Valor 02/01
A partir de hoje, os cerca de 13 milhões de servidores públicos brasileiros vão poder escolher livremente o banco no qual querem receber seus salários. É o início de uma disputa entre instituições financeiras que já dá pistas de que pode chegar ao bolso dos correntistas.
Para enfrentar o assédio dos concorrentes sobre sua clientela e para conquistar novos correntistas, os bancos já montam pacotes de serviços com redução de tarifa. Hoje, o Santander coloca no ar uma campanha com promoções, que incluem tarifa zero e cartão de crédito sem mensalidade para os assalariados. No Rio, o Itaú Unibanco já faz contrapropostas para os 460 mil servidores estaduais que passaram hoje a ter conta no Bradesco - que, procurado, preferiu não se pronunciar. O Banrisul, que tem uma base de 500 mil funcionários públicos, também monta novas tarifas. E a Caixa vai isentar de tarifas na cesta básica de serviços por um ano os servidores que optarem por receber pelo banco.
Não é um público qualquer que está em questão. São trabalhadores que ganham R$ 2,3 mil por mês, enquanto a média brasileira é de R$ 1,6 mil, segundo dados do Ministério do Trabalho. Só em crédito consignado, aquele com desconto direto na folha de pagamento dos trabalhadores, os servidores consomem R$ 136 bilhões de uma carteira total de R$ 160 bilhões.
"Acho que vai ter uma competição muito acirrada daqui para a frente", afirmou Roberto Setubal, presidente do Itaú Unibanco em entrevista recente ao Valor. "A hora que você permite essa competição mais direta, o beneficiário maior será o correntista, que poderá receber ofertas mais agressivas dos bancos."
Para as instituições, está claro que o preço das tarifas vai cair. Porém, o menor preço que os clientes vão pagar não necessariamente pode se reverter em queda de receitas para as instituições. Além do custo das transações, os bancos avaliam que também vão contar outros quesitos, como qualidade do serviço e oferta de crédito. "Se prestarmos um bom serviço, vamos gerar mais resultado". Não estamos pensando em reduzir", disse Pedro Coutinho, diretor-executivo de varejo do Santander.

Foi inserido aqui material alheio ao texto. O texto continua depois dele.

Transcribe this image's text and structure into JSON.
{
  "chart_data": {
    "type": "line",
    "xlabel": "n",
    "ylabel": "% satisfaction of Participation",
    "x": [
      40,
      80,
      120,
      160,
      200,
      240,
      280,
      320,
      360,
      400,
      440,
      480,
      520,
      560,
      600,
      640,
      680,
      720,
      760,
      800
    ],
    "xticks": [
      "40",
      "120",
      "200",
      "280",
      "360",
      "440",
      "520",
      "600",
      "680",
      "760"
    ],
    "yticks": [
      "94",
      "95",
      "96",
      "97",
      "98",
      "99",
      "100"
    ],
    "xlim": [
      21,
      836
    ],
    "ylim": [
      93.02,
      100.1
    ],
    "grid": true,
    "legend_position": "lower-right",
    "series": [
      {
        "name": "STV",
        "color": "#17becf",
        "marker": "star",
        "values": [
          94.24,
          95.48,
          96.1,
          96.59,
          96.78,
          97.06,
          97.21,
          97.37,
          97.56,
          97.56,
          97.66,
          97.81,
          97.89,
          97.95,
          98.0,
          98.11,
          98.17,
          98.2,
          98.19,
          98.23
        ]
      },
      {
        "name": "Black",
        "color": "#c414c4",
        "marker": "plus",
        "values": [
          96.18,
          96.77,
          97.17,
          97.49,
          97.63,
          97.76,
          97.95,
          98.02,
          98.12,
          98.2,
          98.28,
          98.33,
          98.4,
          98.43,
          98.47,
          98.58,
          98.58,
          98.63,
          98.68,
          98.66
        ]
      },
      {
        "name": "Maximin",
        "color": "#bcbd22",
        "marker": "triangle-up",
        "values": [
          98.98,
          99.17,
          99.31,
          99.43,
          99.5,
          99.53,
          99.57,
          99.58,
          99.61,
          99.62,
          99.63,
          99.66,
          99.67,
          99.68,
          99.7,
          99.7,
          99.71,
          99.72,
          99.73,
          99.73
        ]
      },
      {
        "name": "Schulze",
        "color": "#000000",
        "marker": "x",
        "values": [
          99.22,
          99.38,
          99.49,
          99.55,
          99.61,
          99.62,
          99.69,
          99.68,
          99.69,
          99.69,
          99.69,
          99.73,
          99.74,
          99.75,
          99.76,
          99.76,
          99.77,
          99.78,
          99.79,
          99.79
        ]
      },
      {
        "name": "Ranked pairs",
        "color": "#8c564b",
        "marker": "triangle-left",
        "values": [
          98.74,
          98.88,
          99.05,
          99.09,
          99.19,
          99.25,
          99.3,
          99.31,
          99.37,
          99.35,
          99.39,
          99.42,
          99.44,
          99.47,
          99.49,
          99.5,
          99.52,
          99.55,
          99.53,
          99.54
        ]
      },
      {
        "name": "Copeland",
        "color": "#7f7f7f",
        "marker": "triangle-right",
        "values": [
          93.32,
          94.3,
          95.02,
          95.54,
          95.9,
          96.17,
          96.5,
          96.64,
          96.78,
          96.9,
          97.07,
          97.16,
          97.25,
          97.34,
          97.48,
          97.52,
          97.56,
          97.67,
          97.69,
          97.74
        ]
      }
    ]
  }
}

Essa nova competição que começa em torno dos clientes não significa, porém, que os bancos ficarão completamente livres de uma outra disputa, que se dá nos leilões promovidos por Estados e municípios por suas folhas de pagamento. A percepção dos executivos ouvidos pelo Valor é que essas disputas milionárias vão se reduzir, mas não acabar. Isso porque ter o cadastro do cliente, com renda, telefone e endereço facilita a conquista dele. Mesmo não garantindo que o cliente manterá o dinheiro na conta depois de o banco pagar milhões ao Estado ou município, dados valiosos estão em jogo. Mas que podem passar a valer menos com o início da portabilidade.
E não é só isso. Muitas vezes, só quem ganhou a folha de um determinado local pode instalar agências e caixas eletrônicos dentro da repartição pública. "Quando se trata de pessoas físicas, estar fisicamente perto do cliente é importante", disse Sérgio Nazaré, diretor de clientes do Banco do Brasil.
Apesar disso, o Banco do Brasil não está disposto a entrar em novos leilões de folhas de pagamento neste momento. Dono da maior carteira de servidores do país, com 6,7 milhões de correntistas, vai se concentrar agora na manutenção da clientela que já tem ou na conquista dela.
A retenção dos correntistas também inquieta o Banrisul, banco que detém as folhas de pagamento do governo estadual e de 85% das 496 prefeituras do Rio Grande do Sul. "A portabilidade preocupa, mas temos produtos e serviços diferenciados para os servidores", afirmou Jone Pfeiff, diretor comercial do Banrisul. Num universo de 3 milhões de clientes, quase 500 mil são funcionários públicos que recebem seus salários pelo banco, sendo 354 mil estaduais e 140 mil municipais. Só a folha do governo do Estado - que controla o Banrisul - chega, em média, a R$ 1,1 bilhão brutos por mês.
Neste mês, segundo Pfeiff, a instituição começou a enviar correspondências com ofertas para esses clientes, incluindo limites mais altos de cheque especial, financiamento imobiliário e de veículos com prazos e taxas especiais, empréstimos consignados e cartões de crédito sem anuidade e com juros mais baixos.
Ninguém acredita, porém, que de uma hora para a outra milhares de clientes vão mudar de banco só por causa do início da portabilidade. "Funcionários da iniciativa privada já podem fazer isso, mas poucos efetivamente tiram proveito dessa alternativa. Precisa de um tempo. É como aconteceu com o celular", disse Coutinho, do Santander, referindo-se à portabilidade dos números de telefones entre as diferentes operadoras.